Raja Sahab of Kawardha State
- Reign: 1920 – 1948
- Predecessor: Raja Yadunath Singh
- Successor: Raja Vishwaraj Pratap Singh
- Born: 18 August 1910
- Died: 20 August 1959 (aged 49)
- Spouse: Rani Priyamwada Devi
- Issue: Raja Vishwaraj Pratap Singh Kumar Yashwant Raj Singh
- House: Kawardha, Chhattisgarh
- Dynasty: Raj Gond
- Father: Raja Yadunath Singh
- Mother: Rani Devkumari Devi

= Dharamraj Singh =

Indian ruler and politician

Raja Dharamraj Singh (18 August 1910 - 20 August 1959) was the Raja of the princely state of Kawardha State from 1920 till 1948, when the Kawardha merged into Union of India.
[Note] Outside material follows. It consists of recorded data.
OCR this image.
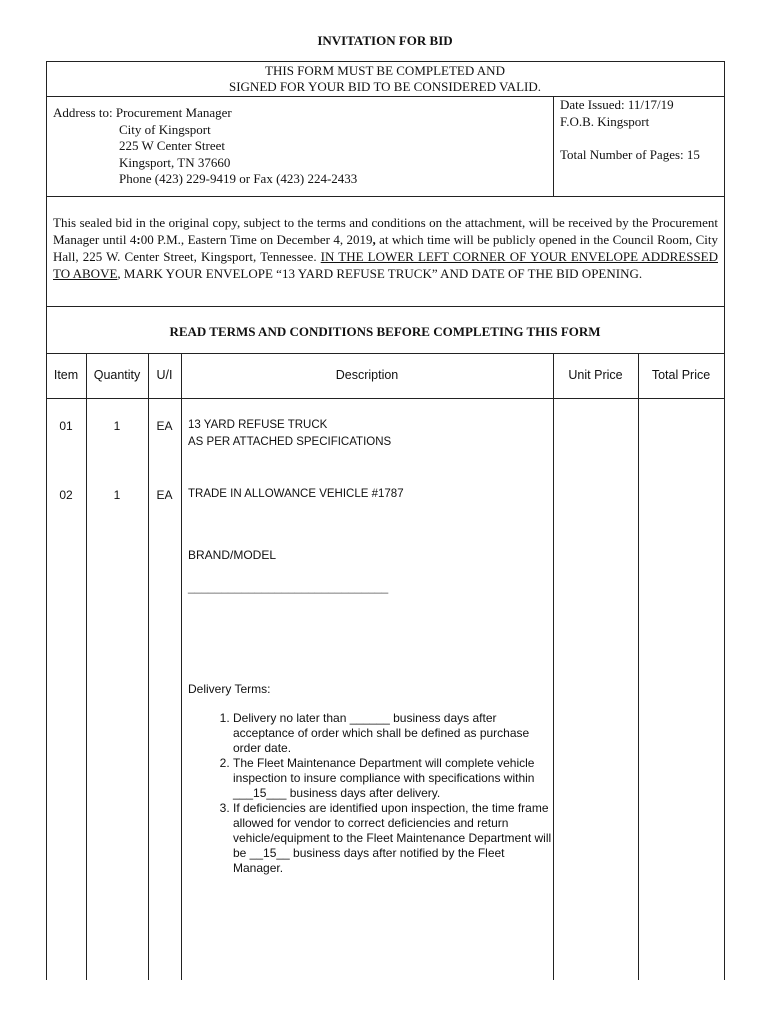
INVITATION FOR BID
THIS FORM MUST BE COMPLETED AND
SIGNED FOR YOUR BID TO BE CONSIDERED VALID.
Address to: Procurement Manager
City of Kingsport
225 W Center Street
Kingsport, TN 37660
Phone (423) 229-9419 or Fax (423) 224-2433
Date Issued: 11/17/19
F.O.B. Kingsport
Total Number of Pages: 15
This sealed bid in the original copy, subject to the terms and conditions on the attachment, will be received by the Procurement Manager until 4:00 P.M., Eastern Time on December 4, 2019, at which time will be publicly opened in the Council Room, City Hall, 225 W. Center Street, Kingsport, Tennessee. IN THE LOWER LEFT CORNER OF YOUR ENVELOPE ADDRESSED TO ABOVE, MARK YOUR ENVELOPE “13 YARD REFUSE TRUCK” AND DATE OF THE BID OPENING.
READ TERMS AND CONDITIONS BEFORE COMPLETING THIS FORM
Item	Quantity	U/I	Description	Unit Price	Total Price
01	1	EA	13 YARD REFUSE TRUCK
AS PER ATTACHED SPECIFICATIONS
02	1	EA	TRADE IN ALLOWANCE VEHICLE #1787
BRAND/MODEL
______________________________
Delivery Terms:
1. Delivery no later than ______ business days after acceptance of order which shall be defined as purchase order date.
2. The Fleet Maintenance Department will complete vehicle inspection to insure compliance with specifications within ___15___ business days after delivery.
3. If deficiencies are identified upon inspection, the time frame allowed for vendor to correct deficiencies and return vehicle/equipment to the Fleet Maintenance Department will be __15__ business days after notified by the Fleet Manager.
He later became active politician of Indian National Congress.He was born on 18 August 1910 at Kawardha.

== Early life ==
He succeeded his father Raja Yadunath Singh upon his death in 1920. However, he was installed as Ruler on the 15th April 1932 on attaining his age. He was educated at Rajkumar College, Raipur
He married the Rani Priyamwada Devi daughter of Thakur Janardan Singh, a Raj Gond Zamindar of Birra, Maihar in Central India and has two sons.Raja Vishwaraj Pratap Singh and Kumar Yashwant Raj Singh.

== Construction of Kawardha Palace (Moti Mahal) ==
The Kawardha Palace was designed and built in the period 1936-39 by Raja Lal Dharamraj Singh, using the best Italian marble and stone, stands out in the 11 acres of lush green garden.

== Political career ==
After independence of India, he became a politician. He represented Kawardha Vidhan Sabha constituency of undivided Madhya Pradesh Legislative Assembly by winning General election of 1957 as an Indian National Congress candidate.

He died on 20 August 1959 and his eldest son Vishwaraj Pratap Singh, inherited the title of Raja of Kawardha.